The cash hard red winter wheat basis as posted in Kansas City reflected the value end users placed on protein with 13%-protein hard red winter wheat premiums quoted 45c a bu higher than 12% protein, $1.10 higher than 11% protein and a whopping $2 higher than ordinary wheat. The spread between premiums on 11%-protein hard red winter wheat and ordinary wheat was a daunting 90c a bu and was a measure of just how much wheat with protein below 11% was thought to be held in store in the country.

The value of protein also was reflected in the spread between Minneapolis spring wheat futures and Kansas City futures, which was nearly $2 a bu.

Hard red winter wheat shipments were limited during the fall crop harvest and only now were beginning to accelerate. Delayed shipments of wheat for application against December and even late-November contracts finally were received.

At the same time, relatively wide carrying charges in K.C. wheat futures encouraged elevators and other country owners of wheat to store supply and not aggressively load it into the spot market. The cash wheat basis was elevated in an attempt to pry supply loose from the firm country hands.

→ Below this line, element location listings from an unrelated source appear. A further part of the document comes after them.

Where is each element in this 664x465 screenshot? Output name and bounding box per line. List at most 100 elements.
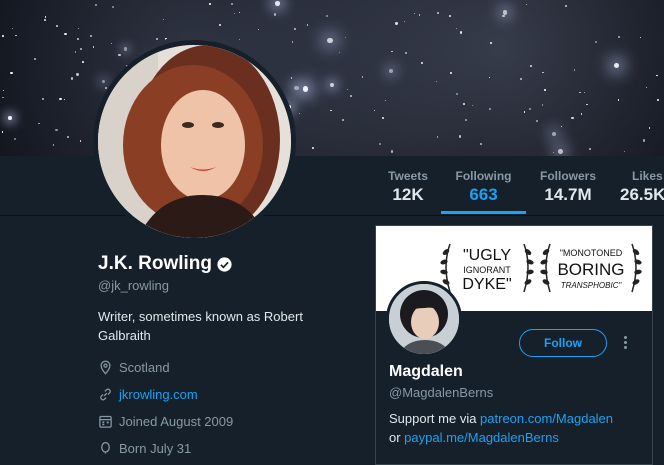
star [449,14,452,17]
star [656,74,658,76]
star [311,147,314,149]
star [588,147,591,150]
star [463,103,466,106]
profile-bio: Writer, sometimes known as Robert Galbra… [98,309,303,343]
stat-tweets[interactable]: Tweets 12K [386,169,430,205]
link-icon [100,388,111,401]
star [52,144,55,146]
star [56,25,59,28]
star [93,46,95,48]
star [395,22,398,25]
star [614,62,620,69]
star [346,88,348,91]
star [488,76,491,78]
star [162,19,164,21]
star [209,3,211,6]
star [82,60,85,63]
star [67,136,69,138]
star [294,85,299,91]
active-tab-indicator [441,211,526,214]
banner-text: "MONOTONED [560,248,623,258]
star [565,4,568,7]
star [535,119,538,123]
star [579,91,581,94]
star [64,33,67,36]
star [471,105,473,107]
patreon-link[interactable]: patreon.com/Magdalen [480,411,613,426]
star [71,77,74,80]
profile-hover-card[interactable]: "UGLY IGNORANT DYKE" "MONOTONED BORING T… [375,225,653,465]
calendar-icon [99,415,112,428]
star [460,31,463,34]
star [291,41,294,43]
profile-website[interactable]: jkrowling.com [98,387,198,402]
stat-value: 14.7M [544,185,592,204]
star [90,34,93,37]
star [55,128,58,132]
star [258,28,260,30]
star [384,100,386,102]
stat-value: 12K [392,185,424,204]
star [327,37,333,43]
star [657,99,660,101]
star [580,113,583,115]
stat-likes[interactable]: Likes 26.5K [620,169,664,205]
stat-following[interactable]: Following 663 [451,169,516,205]
star [291,77,293,79]
star [617,35,621,38]
star [391,51,393,53]
star [436,11,439,15]
profile-avatar[interactable] [93,40,296,243]
star [642,139,645,142]
star [645,86,647,88]
star [326,14,329,17]
star [307,24,309,26]
star [299,113,301,115]
card-avatar[interactable] [386,281,462,357]
star [111,42,113,45]
follow-button[interactable]: Follow [519,329,607,357]
star [420,61,423,64]
star [519,78,522,81]
star [523,111,525,113]
card-bio-text: Support me via [389,411,481,426]
star [465,119,467,122]
website-link[interactable]: jkrowling.com [119,387,198,402]
location-pin-icon [100,360,111,375]
profile-location: Scotland [98,360,170,375]
star [571,116,574,119]
star [489,41,492,44]
star [525,3,527,5]
balloon-icon [101,441,110,454]
star [118,53,121,56]
stat-followers[interactable]: Followers 14.7M [538,169,598,205]
star [418,14,421,16]
star [238,12,241,14]
star [14,138,17,141]
star [123,47,127,51]
star [78,27,80,30]
profile-photo [98,45,291,238]
more-vertical-icon[interactable] [622,336,628,352]
star [530,65,532,68]
star [639,36,641,38]
star [623,151,625,153]
star [436,136,439,138]
card-bio: Support me via patreon.com/Magdalen or p… [389,409,649,447]
stat-value: 663 [469,185,498,204]
profile-birthday: Born July 31 [98,441,191,456]
star [231,2,234,5]
star [557,148,563,154]
star [544,89,547,91]
star [648,127,651,129]
star [345,37,347,39]
location-text: Scotland [119,360,170,375]
card-name[interactable]: Magdalen [389,363,463,381]
star [388,68,394,73]
star [374,110,376,112]
paypal-link[interactable]: paypal.me/MagdalenBerns [404,430,559,445]
star [573,68,576,71]
star [553,152,555,154]
star [101,79,106,84]
star [404,52,407,55]
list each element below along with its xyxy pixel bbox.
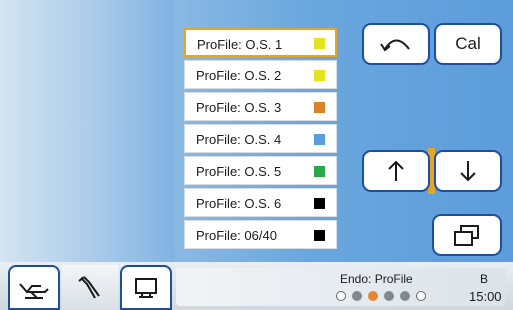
tab-instruments[interactable] [62, 265, 118, 310]
profile-color-swatch [314, 38, 325, 49]
cal-button[interactable]: Cal [434, 23, 502, 65]
profile-color-swatch [314, 230, 325, 241]
profile-label: ProFile: 06/40 [196, 228, 277, 243]
status-indicator: B [480, 272, 489, 286]
profile-item[interactable]: ProFile: O.S. 4 [184, 124, 337, 153]
profile-item[interactable]: ProFile: O.S. 2 [184, 60, 337, 89]
left-panel [0, 0, 175, 262]
cal-label: Cal [455, 34, 481, 53]
profile-label: ProFile: O.S. 2 [196, 68, 282, 83]
mode-label: Endo: ProFile [340, 272, 413, 286]
page-dot [336, 291, 346, 301]
profile-color-swatch [314, 198, 325, 209]
profile-color-swatch [314, 166, 325, 177]
profile-label: ProFile: O.S. 4 [196, 132, 282, 147]
profile-color-swatch [314, 102, 325, 113]
profile-color-swatch [314, 70, 325, 81]
page-dot [416, 291, 426, 301]
page-dot [400, 291, 410, 301]
profile-label: ProFile: O.S. 1 [197, 37, 283, 52]
window-restore-icon [454, 225, 479, 246]
profile-label: ProFile: O.S. 5 [196, 164, 282, 179]
profile-label: ProFile: O.S. 6 [196, 196, 282, 211]
tab-chair[interactable] [8, 265, 60, 310]
dental-instrument-icon [78, 275, 100, 298]
profile-color-swatch [314, 134, 325, 145]
profile-item[interactable]: ProFile: O.S. 3 [184, 92, 337, 121]
up-button[interactable] [362, 150, 430, 192]
dental-chair-icon [19, 282, 49, 299]
profile-item[interactable]: ProFile: 06/40 [184, 220, 337, 249]
undo-button[interactable] [362, 23, 430, 65]
down-button[interactable] [434, 150, 502, 192]
profile-label: ProFile: O.S. 3 [196, 100, 282, 115]
tab-monitor[interactable] [120, 265, 172, 310]
arrow-up-icon [388, 160, 404, 181]
page-dot [384, 291, 394, 301]
profile-item[interactable]: ProFile: O.S. 1 [184, 28, 337, 57]
clock-time: 15:00 [469, 289, 502, 304]
window-button[interactable] [432, 214, 502, 256]
monitor-icon [135, 277, 157, 298]
page-dot [352, 291, 362, 301]
page-dot-active [368, 291, 378, 301]
arrow-down-icon [460, 161, 476, 182]
undo-arrow-icon [380, 39, 410, 52]
profile-item[interactable]: ProFile: O.S. 6 [184, 188, 337, 217]
profile-item[interactable]: ProFile: O.S. 5 [184, 156, 337, 185]
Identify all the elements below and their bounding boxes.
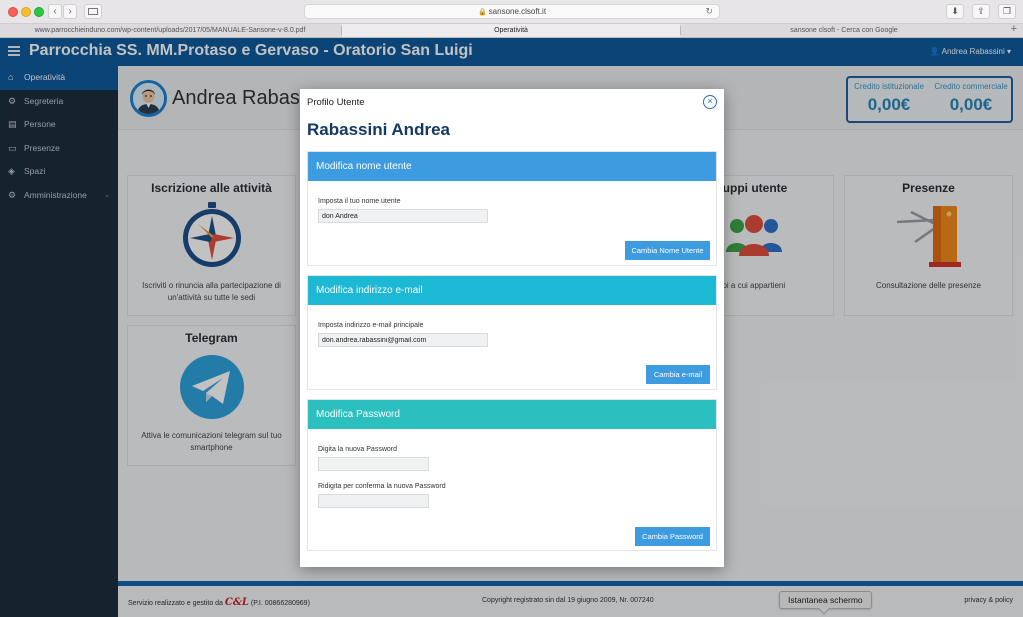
address-bar[interactable]: 🔒 sansone.clsoft.it ↻ xyxy=(304,4,720,19)
profile-modal: Profilo Utente × Rabassini Andrea Modifi… xyxy=(300,89,724,567)
close-window-icon[interactable] xyxy=(8,7,18,17)
new-password-label: Digita la nuova Password xyxy=(318,446,397,453)
zoom-window-icon[interactable] xyxy=(34,7,44,17)
url-text: sansone.clsoft.it xyxy=(488,7,547,16)
tab-pdf-manual[interactable]: www.parrocchieinduno.com/wp-content/uplo… xyxy=(0,24,340,37)
email-panel: Modifica indirizzo e-mail Imposta indiri… xyxy=(307,275,717,390)
new-password-input[interactable] xyxy=(318,457,429,471)
change-email-button[interactable]: Cambia e-mail xyxy=(646,365,710,384)
modal-title: Profilo Utente xyxy=(307,97,365,108)
share-icon[interactable]: ⇪ xyxy=(972,4,990,19)
username-input[interactable] xyxy=(318,209,488,223)
email-input[interactable] xyxy=(318,333,488,347)
username-panel: Modifica nome utente Imposta il tuo nome… xyxy=(307,151,717,266)
confirm-password-input[interactable] xyxy=(318,494,429,508)
tabs-overview-icon[interactable]: ❐ xyxy=(998,4,1016,19)
downloads-icon[interactable]: ⬇ xyxy=(946,4,964,19)
change-password-button[interactable]: Cambia Password xyxy=(635,527,710,546)
change-username-button[interactable]: Cambia Nome Utente xyxy=(625,241,710,260)
reload-icon[interactable]: ↻ xyxy=(705,5,713,18)
panel-header: Modifica Password xyxy=(308,400,716,429)
new-tab-icon[interactable]: + xyxy=(1011,23,1017,35)
confirm-password-label: Ridigita per conferma la nuova Password xyxy=(318,483,446,490)
lock-icon: 🔒 xyxy=(477,9,487,16)
email-field-label: Imposta indirizzo e-mail principale xyxy=(318,322,424,329)
panel-header: Modifica nome utente xyxy=(308,152,716,181)
browser-toolbar: ‹ › 🔒 sansone.clsoft.it ↻ ⬇ ⇪ ❐ xyxy=(0,0,1023,24)
minimize-window-icon[interactable] xyxy=(21,7,31,17)
back-button[interactable]: ‹ xyxy=(48,4,62,19)
close-icon[interactable]: × xyxy=(703,95,717,109)
tab-bar: www.parrocchieinduno.com/wp-content/uplo… xyxy=(0,23,1023,38)
sidebar-toggle-icon[interactable] xyxy=(84,4,102,19)
panel-header: Modifica indirizzo e-mail xyxy=(308,276,716,305)
username-field-label: Imposta il tuo nome utente xyxy=(318,198,401,205)
tab-google-search[interactable]: sansone clsoft - Cerca con Google xyxy=(681,24,1007,37)
modal-user-name: Rabassini Andrea xyxy=(307,120,450,139)
forward-button[interactable]: › xyxy=(63,4,77,19)
tab-operativita[interactable]: Operatività xyxy=(342,24,680,37)
password-panel: Modifica Password Digita la nuova Passwo… xyxy=(307,399,717,551)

That’s where the V.S.R. comes in. When wheat supplies are adequate or even ample, carrying charges in wheat futures typically are wide. Currently, seasonal storage rates equating to 6c a bu per month apply to hard red winter wheat. Should the current March-May futures spread at around 13c a bu be sustained through the Dec. 19-Feb. 23 observation period preparatory to setting the storage rate under the V.S.R. on March 18, the storage rate may be raised to 8c a bu. This may help sustain a strong cash hard red winter wheat basis going forward as mills and exporters attempt to pull wheat into marketing channels from elevators seeking to reap maximum benefit from the carry.

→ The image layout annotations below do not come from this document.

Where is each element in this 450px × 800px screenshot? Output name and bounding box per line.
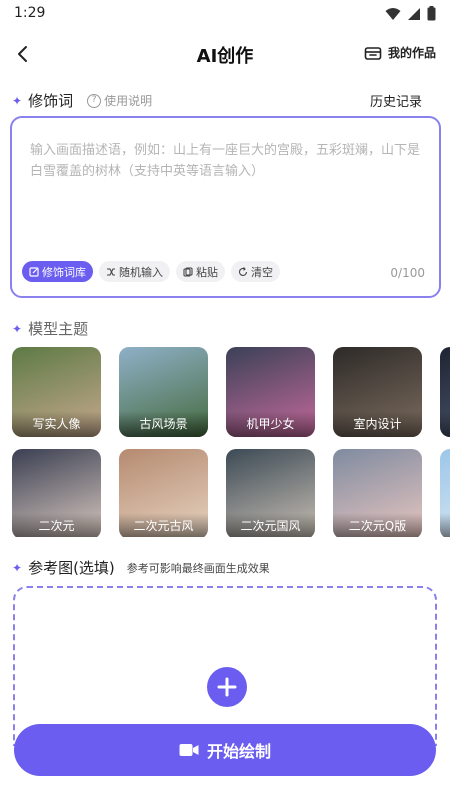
chip-modifier-library[interactable]: 修饰词库	[22, 261, 93, 282]
my-works-label: 我的作品	[387, 46, 436, 60]
plus-icon	[217, 677, 237, 697]
theme-card[interactable]: 二次元国风	[226, 449, 315, 537]
reference-title: 参考图(选填)	[28, 559, 115, 577]
paste-icon	[183, 266, 193, 277]
sparkle-icon: ✦	[12, 93, 23, 108]
theme-card[interactable]	[440, 347, 450, 437]
theme-section-header: ✦ 模型主题	[12, 318, 88, 339]
theme-card[interactable]: 二次元古风	[119, 449, 208, 537]
theme-card[interactable]: 室内设计	[333, 347, 422, 437]
help-label: 使用说明	[104, 94, 153, 108]
wifi-icon	[385, 7, 401, 20]
add-reference-button[interactable]	[207, 667, 247, 707]
chip-random-input[interactable]: 随机输入	[99, 261, 170, 282]
theme-card[interactable]: 二次元Q版	[333, 449, 422, 537]
refresh-icon	[238, 266, 248, 276]
chip-label: 粘贴	[196, 265, 218, 279]
theme-label: 二次元Q版	[333, 513, 422, 537]
history-button[interactable]: 历史记录	[370, 91, 422, 110]
theme-label	[440, 411, 450, 437]
sparkle-icon: ✦	[12, 560, 23, 575]
prompt-input-box[interactable]: 输入画面描述语，例如：山上有一座巨大的宫殿，五彩斑斓，山下是白雪覆盖的树林（支持…	[10, 116, 441, 298]
shuffle-icon	[107, 267, 115, 276]
my-works-button[interactable]: 我的作品	[364, 44, 436, 61]
sparkle-icon: ✦	[12, 321, 23, 336]
theme-label: 二次元	[12, 513, 101, 537]
chip-label: 随机输入	[119, 265, 163, 279]
edit-icon	[29, 266, 39, 277]
video-icon	[179, 744, 199, 756]
start-drawing-button[interactable]: 开始绘制	[14, 724, 436, 776]
prompt-chips: 修饰词库 随机输入 粘贴 清空	[22, 261, 280, 282]
theme-label: 二次元古风	[119, 513, 208, 537]
theme-card[interactable]	[440, 449, 450, 537]
signal-icon	[408, 7, 420, 20]
chip-clear[interactable]: 清空	[231, 261, 280, 282]
theme-grid: 写实人像 古风场景 机甲少女 室内设计 二次元 二次元古风 二次元国风 二次元Q…	[12, 347, 450, 537]
theme-label: 二次元国风	[226, 513, 315, 537]
theme-label: 古风场景	[119, 411, 208, 437]
chip-label: 修饰词库	[42, 265, 86, 279]
theme-card[interactable]: 机甲少女	[226, 347, 315, 437]
char-counter: 0/100	[390, 266, 425, 280]
theme-label: 写实人像	[12, 411, 101, 437]
status-icons	[385, 6, 436, 21]
modifier-title: 修饰词	[28, 92, 74, 110]
theme-label: 室内设计	[333, 411, 422, 437]
reference-note: 参考可影响最终画面生成效果	[126, 561, 270, 575]
theme-card[interactable]: 古风场景	[119, 347, 208, 437]
status-time: 1:29	[14, 5, 46, 21]
start-button-label: 开始绘制	[206, 742, 271, 761]
help-link[interactable]: ? 使用说明	[87, 92, 152, 109]
modifier-section-header: ✦ 修饰词 ? 使用说明	[12, 90, 152, 111]
chip-label: 清空	[251, 265, 273, 279]
reference-section-header: ✦ 参考图(选填) 参考可影响最终画面生成效果	[12, 557, 270, 578]
reference-upload-area[interactable]	[13, 586, 437, 746]
theme-label: 机甲少女	[226, 411, 315, 437]
battery-icon	[427, 6, 436, 21]
box-icon	[364, 46, 382, 60]
theme-label	[440, 513, 450, 537]
chip-paste[interactable]: 粘贴	[176, 261, 225, 282]
theme-title: 模型主题	[28, 320, 89, 338]
prompt-placeholder: 输入画面描述语，例如：山上有一座巨大的宫殿，五彩斑斓，山下是白雪覆盖的树林（支持…	[30, 143, 421, 179]
theme-card[interactable]: 二次元	[12, 449, 101, 537]
theme-card[interactable]: 写实人像	[12, 347, 101, 437]
status-bar: 1:29	[0, 0, 450, 28]
question-icon: ?	[87, 93, 102, 108]
app-bar: AI创作 我的作品	[0, 30, 450, 78]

A final ingredient for this “perfect storm,” as one wheat buyer termed the current cash hard red winter market, was the inability to use the delivery mechanism of the K.C. futures contract to procure usable wheat should that prove necessary. This was because wheat with protein below 11% and as low as 10.5% was deliverable, albeit with a discount. After two consecutive low-protein hard red winter wheat crops, most of the deliverable supply was likely to comprise wheat with protein too low to be of much use to the domestic market except as feed.

Hopes were invested in the 2018 crop. Hard red winter wheat plantings won’t be known with certainty until the release of the U.S. Department of Agriculture’s Winter Wheat and Canola Seeding report in January. Millers and bakers hoped no matter what the size of the harvest, 2018 hard red winter wheat will provide protein more in line with historical averages. Even then, it will take some time for the huge supply of low-protein wheat overhanging the market to be fed, exported or blended.